Preiserhöhung durch Hofer wird begrüßt

Salzburg (OTS) - "Die Anhebung des Preises für Trinkmilch bei
Hofer ist ein erster Schritt in die richtige Richtung, er hat Signalwirkung. Ich fordere, dass auch die anderen Handelsketten nachziehen. Die Verarbeitungsbetriebe brauchen dringend eine Verbesserung, um wettbewerbsfähig zu sein. Nur dann können diese einen vernünftigen Erzeugerpreis an die Bauern auszahlen", stellt der Salzburger Landwirtschaftskammer-Präsident Franz Eßl fest. Weiters erwartet sich Eßl, dass Preiserhöhungen nicht nur für Trinkmilch, sondern für alle Milchprodukte wirksam werden.
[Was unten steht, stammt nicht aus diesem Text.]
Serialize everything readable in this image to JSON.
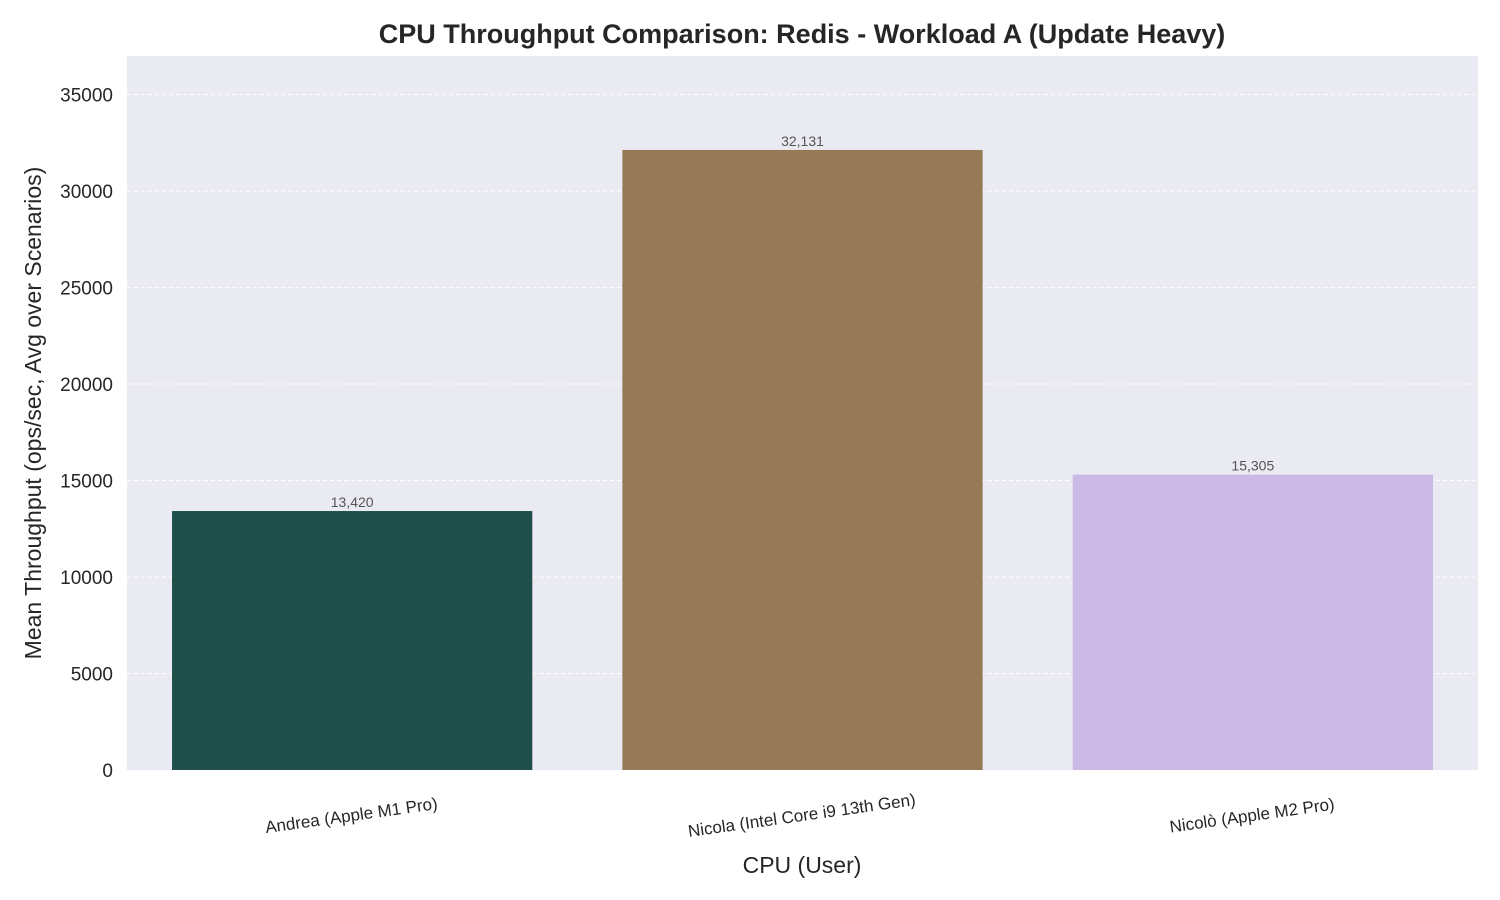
{
  "chart_data": {
    "type": "bar",
    "title": "CPU Throughput Comparison: Redis - Workload A (Update Heavy)",
    "xlabel": "CPU (User)",
    "ylabel": "Mean Throughput (ops/sec, Avg over Scenarios)",
    "categories": [
      "Andrea (Apple M1 Pro)",
      "Nicola (Intel Core i9 13th Gen)",
      "Nicolò (Apple M2 Pro)"
    ],
    "values": [
      13420,
      32131,
      15305
    ],
    "data_labels": [
      "13,420",
      "32,131",
      "15,305"
    ],
    "colors": [
      "#204e4a",
      "#967956",
      "#cbb9e5"
    ],
    "ylim": [
      0,
      37000
    ],
    "yticks": [
      0,
      5000,
      10000,
      15000,
      20000,
      25000,
      30000,
      35000
    ],
    "ytick_labels": [
      "0",
      "5000",
      "10000",
      "15000",
      "20000",
      "25000",
      "30000",
      "35000"
    ],
    "grid": true,
    "grid_axis": "y",
    "plot_background": "#eaeaf2"
  }
}
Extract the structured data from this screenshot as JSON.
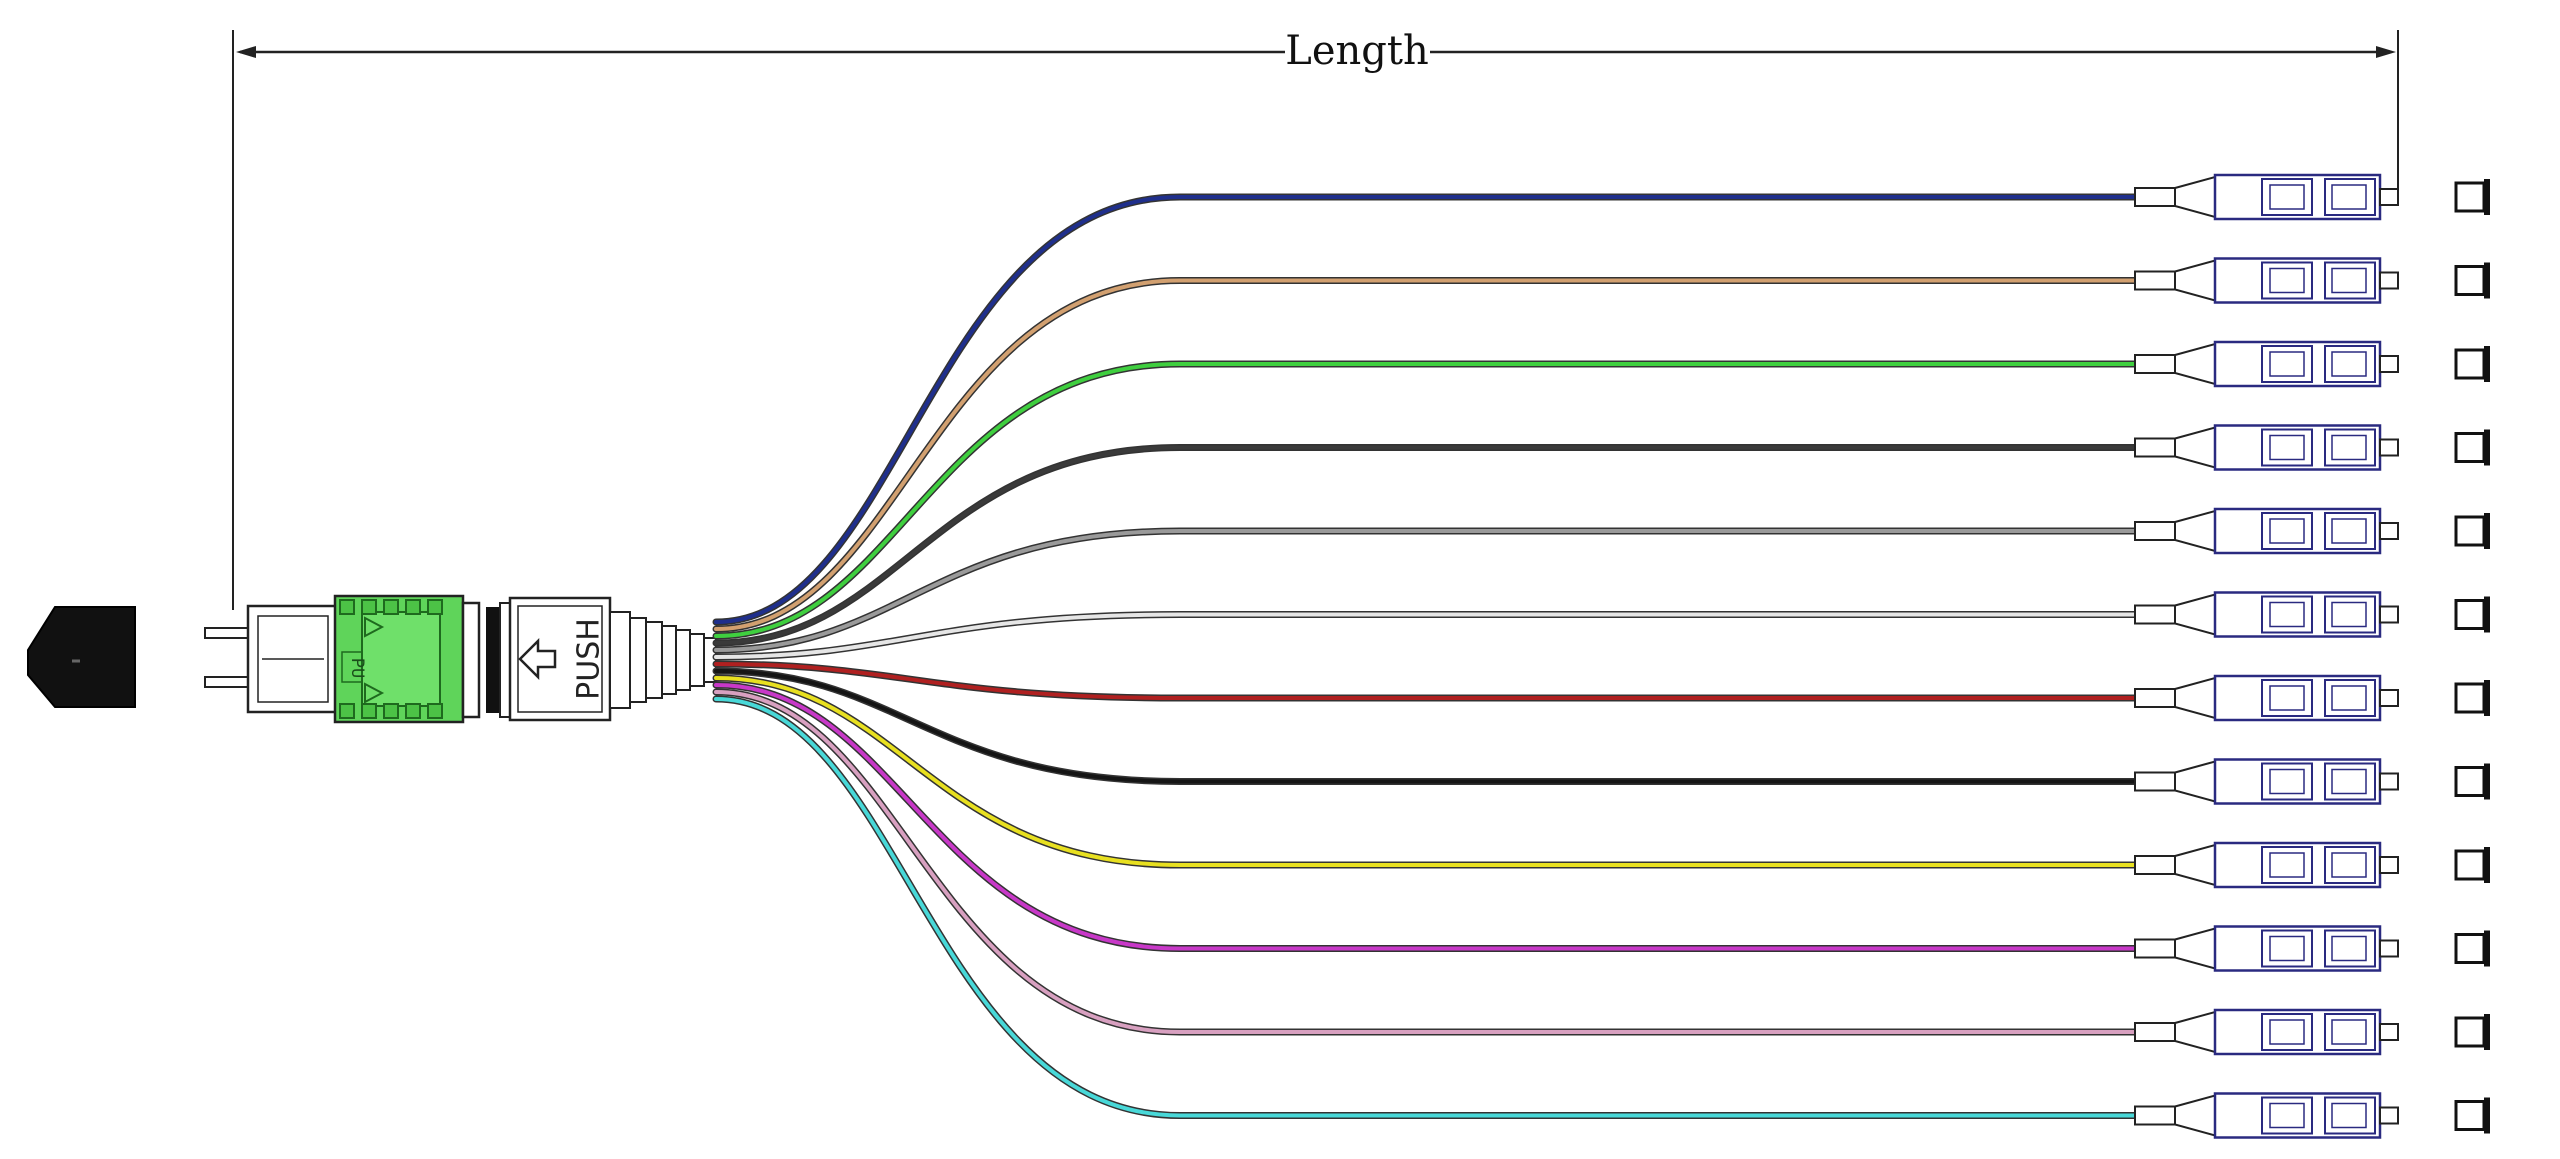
{
  "dimension": {
    "label": "Length"
  },
  "connector": {
    "push_label": "PUSH",
    "latch_label": "PU"
  },
  "colors": {
    "mpo_housing": "#5fd45a",
    "mpo_housing_dark": "#2f9a2b",
    "line": "#222222",
    "lc_outline": "#2a2a80"
  },
  "fibers": [
    {
      "color": "#1f2f8c",
      "name": "blue"
    },
    {
      "color": "#d2a070",
      "name": "orange"
    },
    {
      "color": "#3fcf3f",
      "name": "green"
    },
    {
      "color": "#3a3a3a",
      "name": "brown"
    },
    {
      "color": "#9a9a9a",
      "name": "slate"
    },
    {
      "color": "#e6e6e6",
      "name": "white"
    },
    {
      "color": "#b02020",
      "name": "red"
    },
    {
      "color": "#151515",
      "name": "black"
    },
    {
      "color": "#e8e020",
      "name": "yellow"
    },
    {
      "color": "#c838c8",
      "name": "violet"
    },
    {
      "color": "#d8a0c0",
      "name": "rose"
    },
    {
      "color": "#48d8d8",
      "name": "aqua"
    }
  ]
}
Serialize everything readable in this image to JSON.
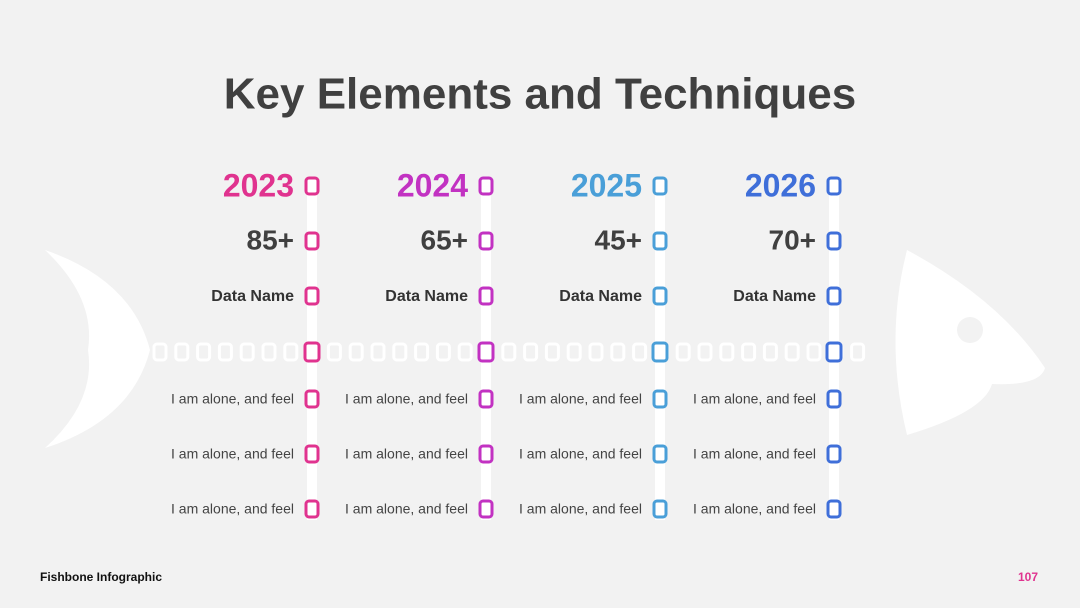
{
  "header": {
    "title": "Key Elements and Techniques"
  },
  "columns": [
    {
      "year": "2023",
      "value": "85+",
      "name": "Data Name",
      "color": "#e0338f",
      "items": [
        "I am alone, and feel",
        "I am alone, and feel",
        "I am alone, and feel"
      ]
    },
    {
      "year": "2024",
      "value": "65+",
      "name": "Data Name",
      "color": "#c232c2",
      "items": [
        "I am alone, and feel",
        "I am alone, and feel",
        "I am alone, and feel"
      ]
    },
    {
      "year": "2025",
      "value": "45+",
      "name": "Data Name",
      "color": "#4a9fd8",
      "items": [
        "I am alone, and feel",
        "I am alone, and feel",
        "I am alone, and feel"
      ]
    },
    {
      "year": "2026",
      "value": "70+",
      "name": "Data Name",
      "color": "#3f6fd9",
      "items": [
        "I am alone, and feel",
        "I am alone, and feel",
        "I am alone, and feel"
      ]
    }
  ],
  "footer": {
    "label": "Fishbone Infographic",
    "page": "107"
  }
}
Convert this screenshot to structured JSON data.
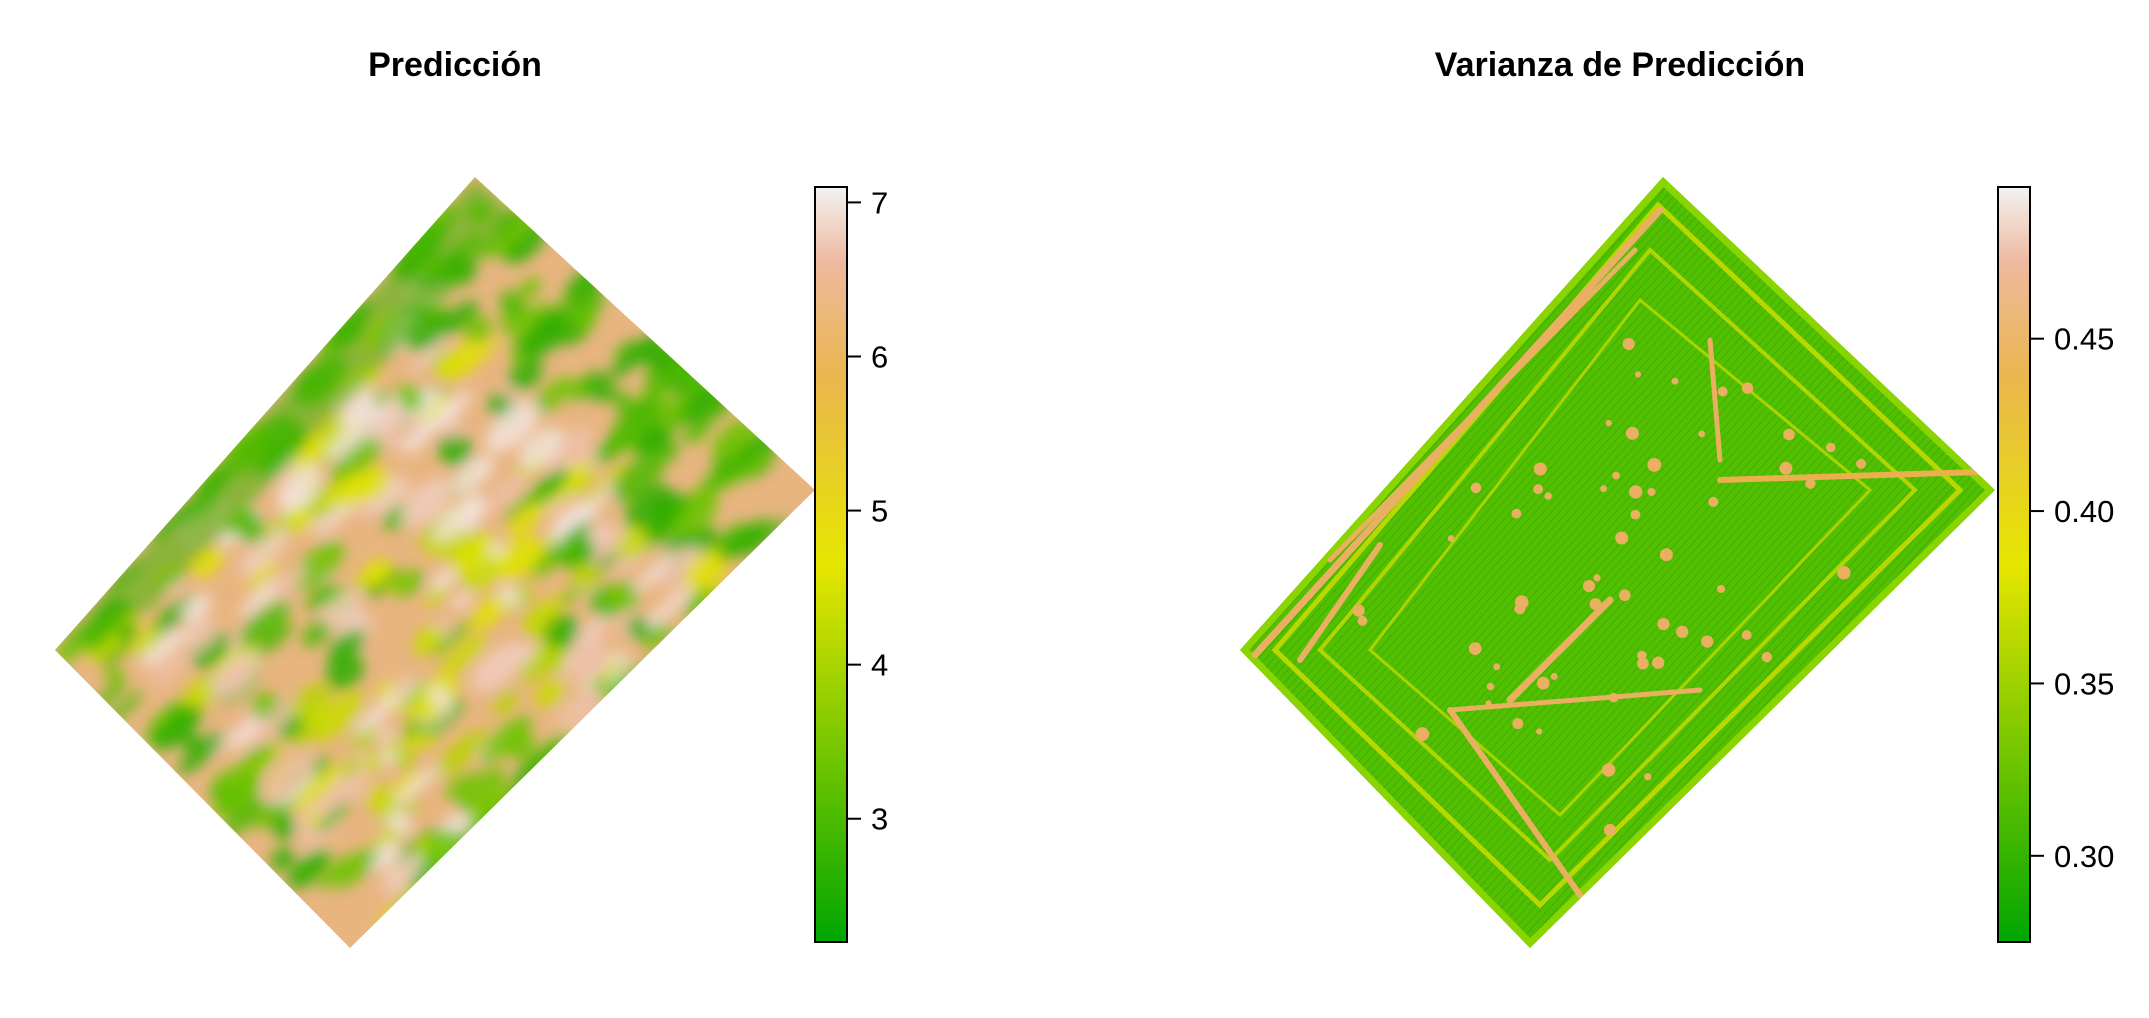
{
  "chart_data": [
    {
      "type": "heatmap",
      "title": "Predicción",
      "colorbar": {
        "min": 2.2,
        "max": 7.1,
        "ticks": [
          3,
          4,
          5,
          6,
          7
        ],
        "tick_labels": [
          "3",
          "4",
          "5",
          "6",
          "7"
        ],
        "palette": "terrain",
        "colors": [
          "#00A600",
          "#E6E600",
          "#EAB64E",
          "#EEB99F",
          "#F2F2F2"
        ]
      },
      "legend_placement": "right",
      "grid": false,
      "value_range": [
        2.2,
        7.1
      ]
    },
    {
      "type": "heatmap",
      "title": "Varianza de Predicción",
      "colorbar": {
        "min": 0.275,
        "max": 0.494,
        "ticks": [
          0.3,
          0.35,
          0.4,
          0.45
        ],
        "tick_labels": [
          "0.30",
          "0.35",
          "0.40",
          "0.45"
        ],
        "palette": "terrain",
        "colors": [
          "#00A600",
          "#E6E600",
          "#EAB64E",
          "#EEB99F",
          "#F2F2F2"
        ]
      },
      "legend_placement": "right",
      "grid": false,
      "value_range": [
        0.275,
        0.494
      ]
    }
  ]
}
Die nunmehrige Preiserhöhung sei die Folge der massiven Proteste von Bauern in den westlichen Bundesländern aufgrund von Milchpreissenkungen bei Hofer im November, die zu einer Preissenkung auch bei weiteren Handelsketten führten, so Eßl. "Die Erzeugerpreise sind bei unseren Produktionsbedingungen nicht kostendeckend. Diese Erhöhung trägt ohnehin nur zu einem Teil dazu bei, die Kosten abzudecken. Aber sie ist ein wichtiges Signal an die gesamte Branche", betont der Präsident. Er begrüßt ferner die vergangene Woche bei der "Grünen Woche" in Berlin von EU-Kommissarin Mariann Fischer Boel angekündigten Exporterstattungen und Stützungskäufe, um den Preisverfall am Milchmarkt einzubremsen.